Volume by Slicing

[StintedVisions]

The problem is "Use the disk method to find the volume of the solid generated by revolving the shaded region shown to the right by the x-axis." And it has a picture with a graph with a right triangle with vertices at (0,0), (0,10), (6,0) and the equation 5x+3y=30 and a red line dissecting the triangle at x=2.

So I'm chugging along with the "help me solve this button" and get to this /pi$\int_0^6 ($\frac{30-5x}{32}$)^2~dx$

and it says it is
= 25/pi$\int_0^6 ($\2-frac{x}{3}$)^2~dx$

How are they pulling 25 out of that? I'm not quite seeing it. Maybe I just need to take a break from it.

 

[MarkFL]

The red line is the radius of an arbitrary disk. The given line is that along which the hypotenuse lies, and its value is that of the radii of the disks. The volume of an arbitrary disk is:

\(\displaystyle dV=\pi r^2\,dx\)

where:

\(\displaystyle r=y=\dfrac{30-5x}{3}=\dfrac{5(6-x)}{3}\)

and so we have:

\(\displaystyle dV=\pi\left(\dfrac{5(6-x)}{3} \right)^2\,dx=\pi\left(\dfrac{5}{3} \right)^2(6-x)^2\,dx=\dfrac{25\pi}{9}(6-x)^2\,dx\)

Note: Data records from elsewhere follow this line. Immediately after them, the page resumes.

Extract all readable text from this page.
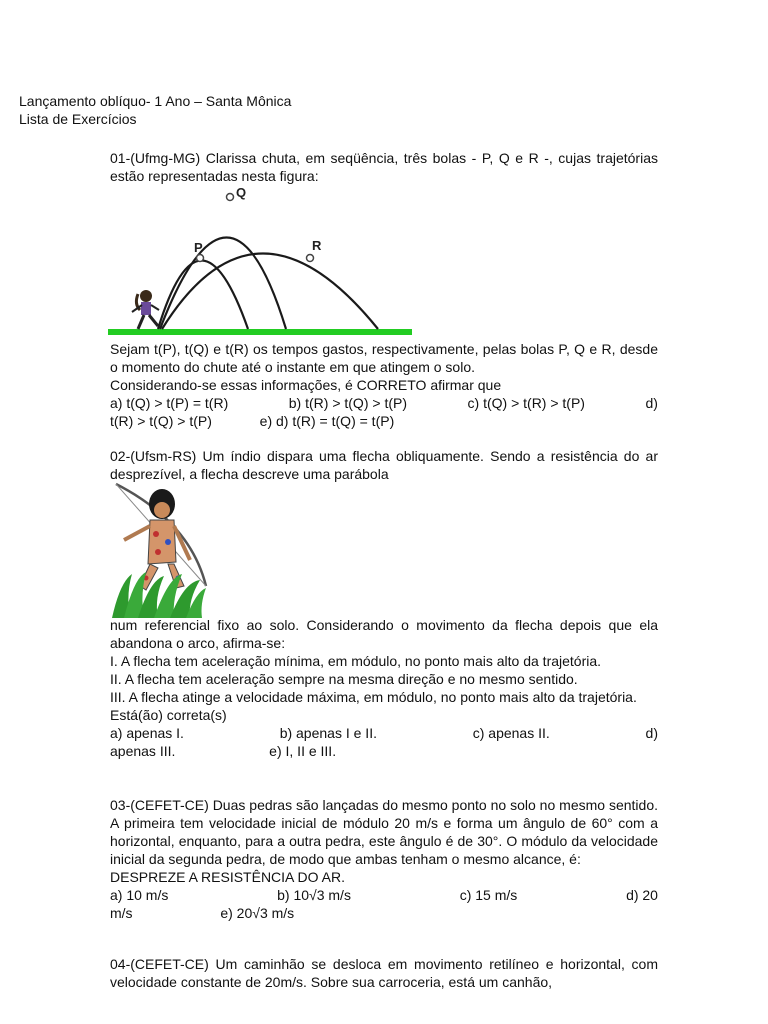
Lançamento oblíquo- 1 Ano – Santa Mônica
Lista de Exercícios

01-(Ufmg-MG) Clarissa chuta, em seqüência, três bolas - P, Q e R -, cujas trajetórias estão representadas nesta figura:

Q
P	R

Sejam t(P), t(Q) e t(R) os tempos gastos, respectivamente, pelas bolas P, Q e R, desde o momento do chute até o instante em que atingem o solo.

Considerando-se essas informações, é CORRETO afirmar que

a) t(Q) > t(P) = t(R)	b) t(R) > t(Q) > t(P)	c) t(Q) > t(R) > t(P)	d)
t(R) > t(Q) > t(P)	e) d) t(R) = t(Q) = t(P)

02-(Ufsm-RS) Um índio dispara uma flecha obliquamente. Sendo a resistência do ar desprezível, a flecha descreve uma parábola

num referencial fixo ao solo. Considerando o movimento da flecha depois que ela abandona o arco, afirma-se:

I. A flecha tem aceleração mínima, em módulo, no ponto mais alto da trajetória.

II. A flecha tem aceleração sempre na mesma direção e no mesmo sentido.

III. A flecha atinge a velocidade máxima, em módulo, no ponto mais alto da trajetória.

Está(ão) correta(s)

a) apenas I.	b) apenas I e II.	c) apenas II.	d)
apenas III.	e) I, II e III.

03-(CEFET-CE) Duas pedras são lançadas do mesmo ponto no solo no mesmo sentido. A primeira tem velocidade inicial de módulo 20 m/s e forma um ângulo de 60° com a horizontal, enquanto, para a outra pedra, este ângulo é de 30°. O módulo da velocidade inicial da segunda pedra, de modo que ambas tenham o mesmo alcance, é:

DESPREZE A RESISTÊNCIA DO AR.

a) 10 m/s	b) 10√3 m/s	c) 15 m/s	d) 20
m/s	e) 20√3 m/s

04-(CEFET-CE) Um caminhão se desloca em movimento retilíneo e horizontal, com velocidade constante de 20m/s. Sobre sua carroceria, está um canhão,
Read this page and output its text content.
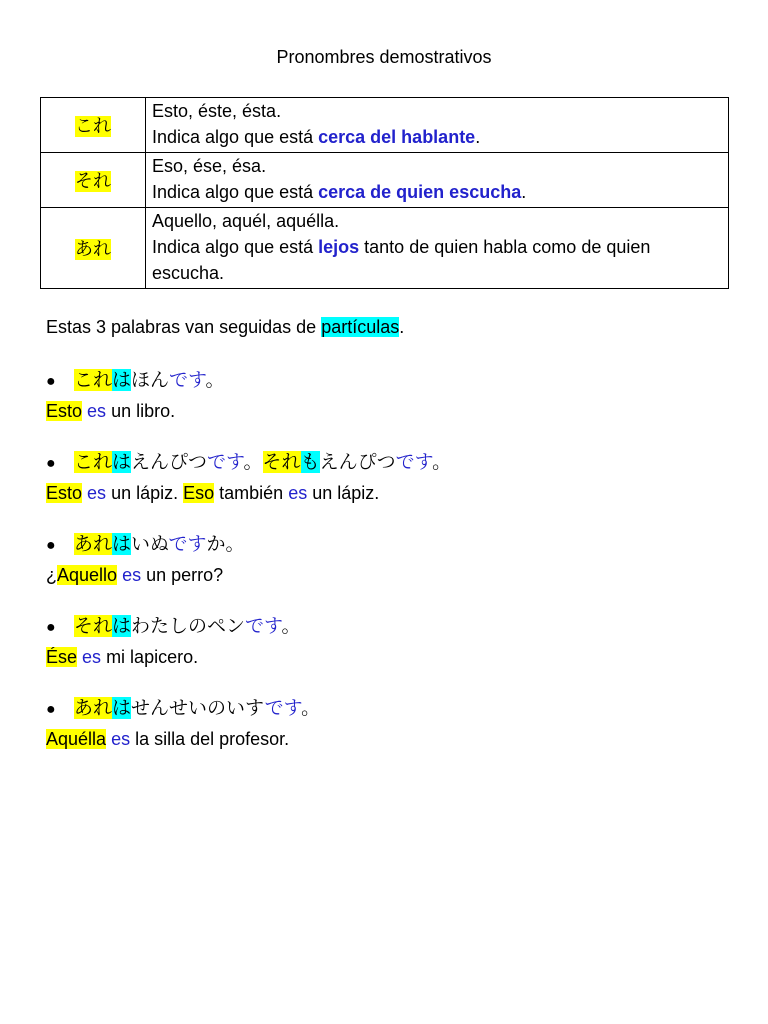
Pronombres demostrativos
これ	Esto, éste, ésta.
Indica algo que está cerca del hablante.

それ	Eso, ése, ésa.
Indica algo que está cerca de quien escucha.

あれ	Aquello, aquél, aquélla.
Indica algo que está lejos tanto de quien habla como de quien escucha.
Estas 3 palabras van seguidas de partículas.
● これはほんです。
Esto es un libro.
● これはえんぴつです。それもえんぴつです。
Esto es un lápiz. Eso también es un lápiz.
● あれはいぬですか。
¿Aquello es un perro?
● それはわたしのペンです。
Ése es mi lapicero.
● あれはせんせいのいすです。
Aquélla es la silla del profesor.
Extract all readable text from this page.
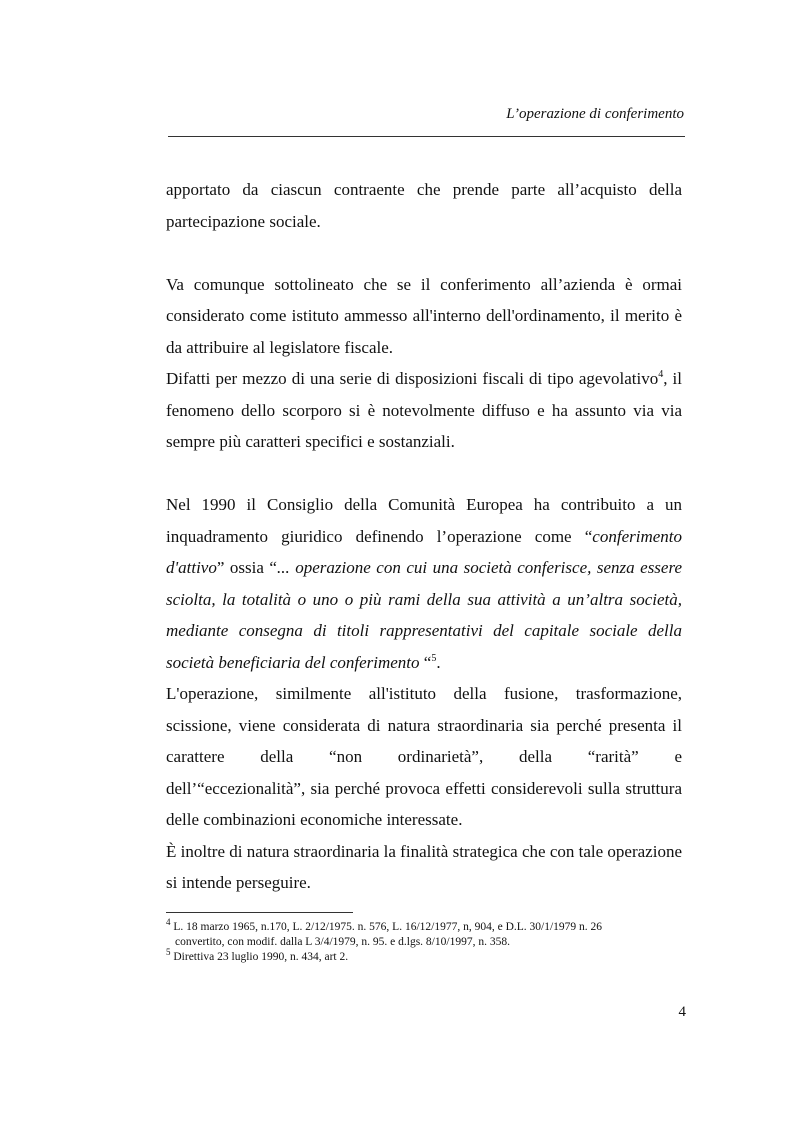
L’operazione di conferimento

apportato da ciascun contraente che prende parte all’acquisto della partecipazione sociale.

Va comunque sottolineato che se il conferimento all’azienda è ormai considerato come istituto ammesso all'interno dell'ordinamento, il merito è da attribuire al legislatore fiscale.

Difatti per mezzo di una serie di disposizioni fiscali di tipo agevolativo$^4$, il fenomeno dello scorporo si è notevolmente diffuso e ha assunto via via sempre più caratteri specifici e sostanziali.

Nel 1990 il Consiglio della Comunità Europea ha contribuito a un inquadramento giuridico definendo l’operazione come “conferimento d'attivo” ossia “... operazione con cui una società conferisce, senza essere sciolta, la totalità o uno o più rami della sua attività a un’altra società, mediante consegna di titoli rappresentativi del capitale sociale della società beneficiaria del conferimento “$^5$.

L'operazione, similmente all'istituto della fusione, trasformazione, scissione, viene considerata di natura straordinaria sia perché presenta il carattere della “non ordinarietà”, della “rarità” e

dell’“eccezionalità”, sia perché provoca effetti considerevoli sulla struttura delle combinazioni economiche interessate.

È inoltre di natura straordinaria la finalità strategica che con tale operazione si intende perseguire.

$^4$ L. 18 marzo 1965, n.170, L. 2/12/1975. n. 576, L. 16/12/1977, n, 904, e D.L. 30/1/1979 n. 26
convertito, con modif. dalla L 3/4/1979, n. 95. e d.lgs. 8/10/1997, n. 358.

$^5$ Direttiva 23 luglio 1990, n. 434, art 2.

4
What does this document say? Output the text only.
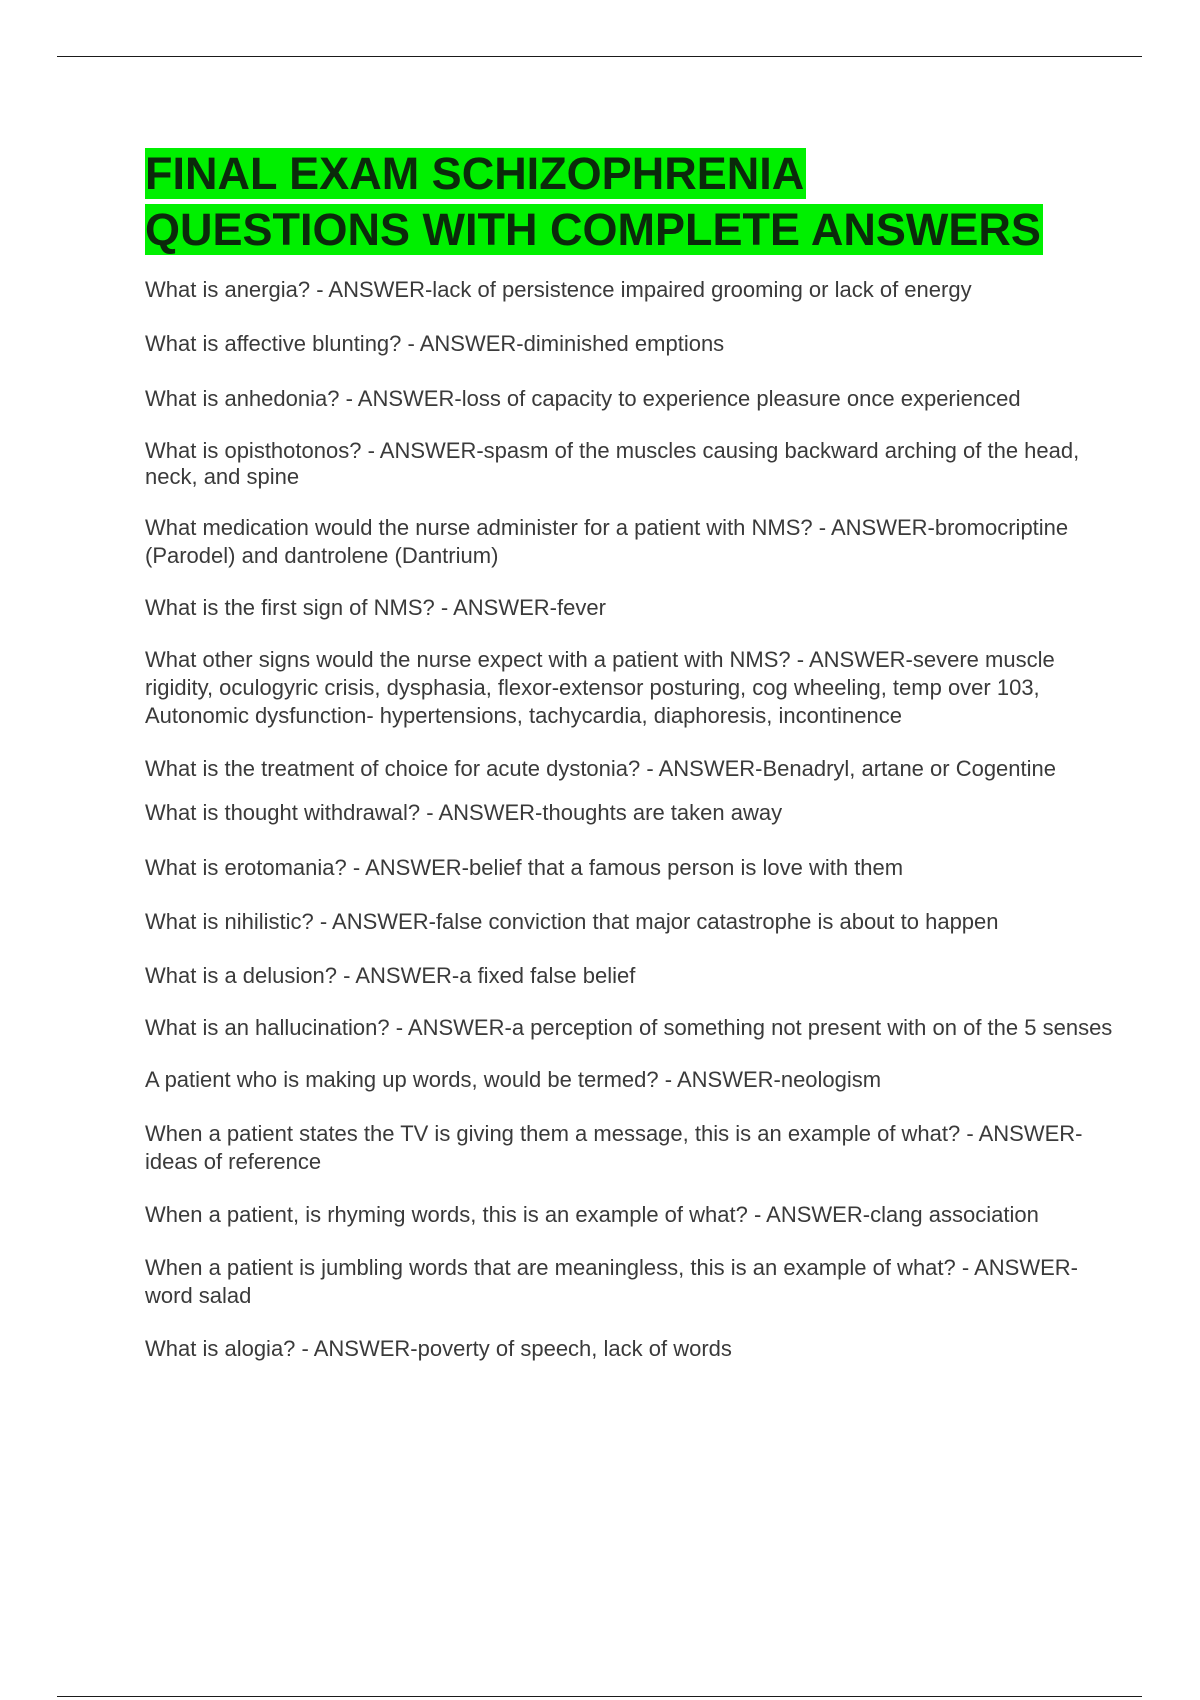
FINAL EXAM SCHIZOPHRENIA
QUESTIONS WITH COMPLETE ANSWERS
What is anergia? - ANSWER-lack of persistence impaired grooming or lack of energy
What is affective blunting? - ANSWER-diminished emptions
What is anhedonia? - ANSWER-loss of capacity to experience pleasure once experienced
What is opisthotonos? - ANSWER-spasm of the muscles causing backward arching of the head, neck, and spine
What medication would the nurse administer for a patient with NMS? - ANSWER-bromocriptine (Parodel) and dantrolene (Dantrium)
What is the first sign of NMS? - ANSWER-fever
What other signs would the nurse expect with a patient with NMS? - ANSWER-severe muscle rigidity, oculogyric crisis, dysphasia, flexor-extensor posturing, cog wheeling, temp over 103, Autonomic dysfunction- hypertensions, tachycardia, diaphoresis, incontinence
What is the treatment of choice for acute dystonia? - ANSWER-Benadryl, artane or Cogentine
What is thought withdrawal? - ANSWER-thoughts are taken away
What is erotomania? - ANSWER-belief that a famous person is love with them
What is nihilistic? - ANSWER-false conviction that major catastrophe is about to happen
What is a delusion? - ANSWER-a fixed false belief
What is an hallucination? - ANSWER-a perception of something not present with on of the 5 senses
A patient who is making up words, would be termed? - ANSWER-neologism
When a patient states the TV is giving them a message, this is an example of what? - ANSWER-ideas of reference
When a patient, is rhyming words, this is an example of what? - ANSWER-clang association
When a patient is jumbling words that are meaningless, this is an example of what? - ANSWER-word salad
What is alogia? - ANSWER-poverty of speech, lack of words
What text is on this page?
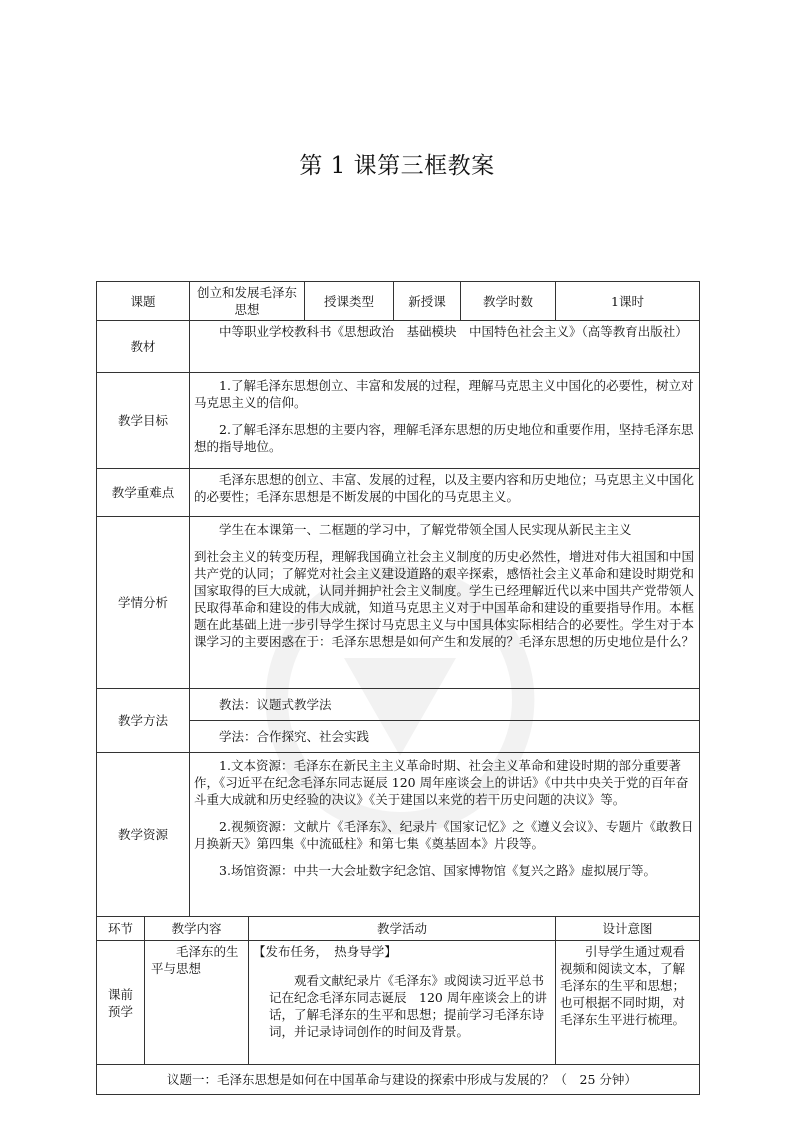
第 1 课第三框教案
课题		创立和发展毛泽东思想		授课类型	新授课	教学时数	1课时
教材		中等职业学校教科书《思想政治　基础模块　中国特色社会主义》（高等教育出版社）					

教学目标		1.了解毛泽东思想创立、丰富和发展的过程，理解马克思主义中国化的必要性，树立对马克思主义的信仰。

2.了解毛泽东思想的主要内容，理解毛泽东思想的历史地位和重要作用，坚持毛泽东思想的指导地位。					

教学重难点		毛泽东思想的创立、丰富、发展的过程，以及主要内容和历史地位；马克思主义中国化的必要性；毛泽东思想是不断发展的中国化的马克思主义。					

学情分析		学生在本课第一、二框题的学习中，了解党带领全国人民实现从新民主主义

到社会主义的转变历程，理解我国确立社会主义制度的历史必然性，增进对伟大祖国和中国共产党的认同；了解党对社会主义建设道路的艰辛探索，感悟社会主义革命和建设时期党和国家取得的巨大成就，认同并拥护社会主义制度。学生已经理解近代以来中国共产党带领人民取得革命和建设的伟大成就，知道马克思主义对于中国革命和建设的重要指导作用。本框题在此基础上进一步引导学生探讨马克思主义与中国具体实际相结合的必要性。学生对于本课学习的主要困惑在于：毛泽东思想是如何产生和发展的？毛泽东思想的历史地位是什么？					

教学方法		教法：议题式教学法					

		学法：合作探究、社会实践					

教学资源		1.文本资源：毛泽东在新民主主义革命时期、社会主义革命和建设时期的部分重要著作，《习近平在纪念毛泽东同志诞辰 120 周年座谈会上的讲话》《中共中央关于党的百年奋斗重大成就和历史经验的决议》《关于建国以来党的若干历史问题的决议》等。

2.视频资源：文献片《毛泽东》、纪录片《国家记忆》之《遵义会议》、专题片《敢教日月换新天》第四集《中流砥柱》和第七集《奠基固本》片段等。

3.场馆资源：中共一大会址数字纪念馆、国家博物馆《复兴之路》虚拟展厅等。					

环节	教学内容		教学活动				设计意图
课前预学	毛泽东的生平与思想		【发布任务，　热身导学】

观看文献纪录片《毛泽东》或阅读习近平总书记在纪念毛泽东同志诞辰　120 周年座谈会上的讲话，了解毛泽东的生平和思想；提前学习毛泽东诗词，并记录诗词创作的时间及背景。				引导学生通过观看视频和阅读文本，了解毛泽东的生平和思想；也可根据不同时期，对毛泽东生平进行梳理。

议题一：毛泽东思想是如何在中国革命与建设的探索中形成与发展的？（　25 分钟）							
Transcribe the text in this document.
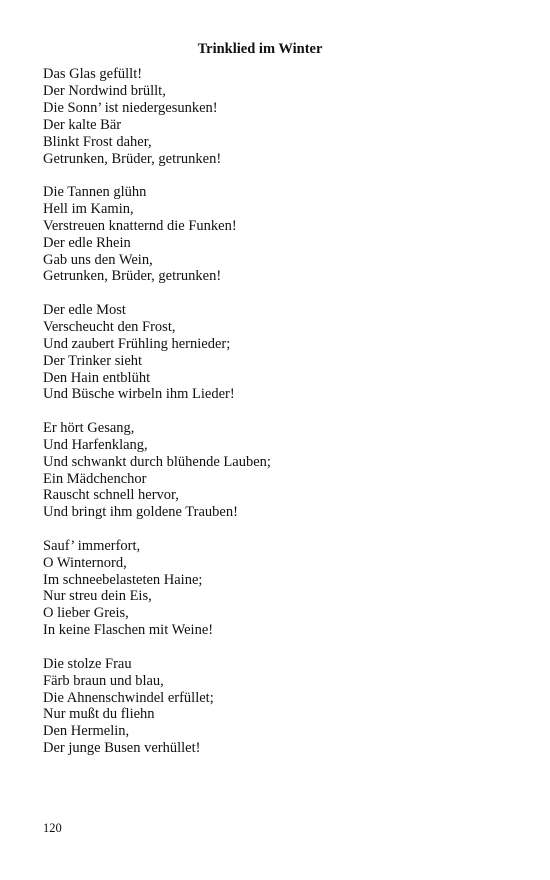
Trinklied im Winter
Das Glas gefüllt!
Der Nordwind brüllt,
Die Sonn’ ist niedergesunken!
Der kalte Bär
Blinkt Frost daher,
Getrunken, Brüder, getrunken!
Die Tannen glühn
Hell im Kamin,
Verstreuen knatternd die Funken!
Der edle Rhein
Gab uns den Wein,
Getrunken, Brüder, getrunken!
Der edle Most
Verscheucht den Frost,
Und zaubert Frühling hernieder;
Der Trinker sieht
Den Hain entblüht
Und Büsche wirbeln ihm Lieder!
Er hört Gesang,
Und Harfenklang,
Und schwankt durch blühende Lauben;
Ein Mädchenchor
Rauscht schnell hervor,
Und bringt ihm goldene Trauben!
Sauf’ immerfort,
O Winternord,
Im schneebelasteten Haine;
Nur streu dein Eis,
O lieber Greis,
In keine Flaschen mit Weine!
Die stolze Frau
Färb braun und blau,
Die Ahnenschwindel erfüllet;
Nur mußt du fliehn
Den Hermelin,
Der junge Busen verhüllet!
120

Summing all the disks, we find:

\(\displaystyle \displaystyle V=\frac{25\pi}{9}\int_0^6(6-x)^2\,dx\)

Does this make sense?

Now, rather than expanding the integrand, use the substitution:

\(\displaystyle u=6-x\,\therefore\,du=-dx\)

to get:

\(\displaystyle \displaystyle V=-\frac{25\pi}{9}\int_6^0 u^2\,du=\frac{25\pi}{9}\int_0^6 u^2\,du\)